Many patients arriving at Renaissance Recovery Center present with co-occurring mental-health conditions โ anxiety, depression, PTSD, bipolar, or attention disorders โ that interact with the addiction in ways that demand integrated treatment rather than sequential. The Oklahoma City clinical team is built for dual-diagnosis cases: licensed mental-health professionals alongside addiction specialists, psychiatric medication management when indicated, and treatment plans that address both conditions simultaneously. Oklahoma adults who've cycled through detox-only programs without lasting results often see better outcomes with this integrated approach.
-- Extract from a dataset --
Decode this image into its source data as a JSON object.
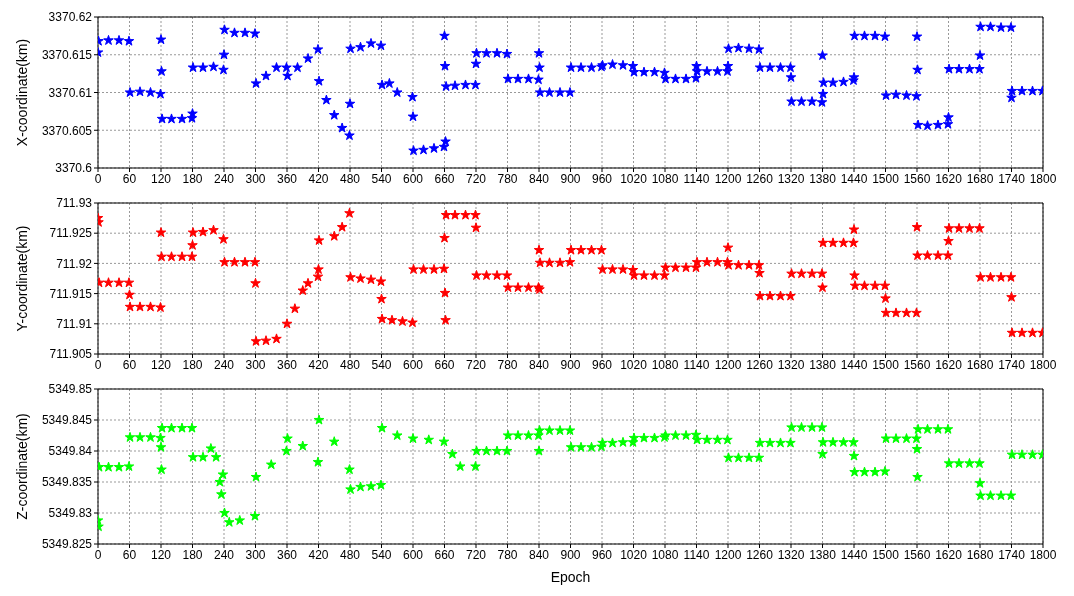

A typical week at Restoration Wellness Center blends process groups, psychoeducation, individual therapy, and recovery-skill workshops โ structured to address both substance use and the co-occurring patterns that fuel relapse. The Tulsa program incorporates trauma-informed approaches, twelve-step facilitation as one (not the only) recovery pathway, and experiential modalities including mindfulness and physical wellness. Oklahoma patients receive a relapse-prevention plan in the final week of residential care, with named triggers, named coping skills, and named support contacts โ not a generic handout.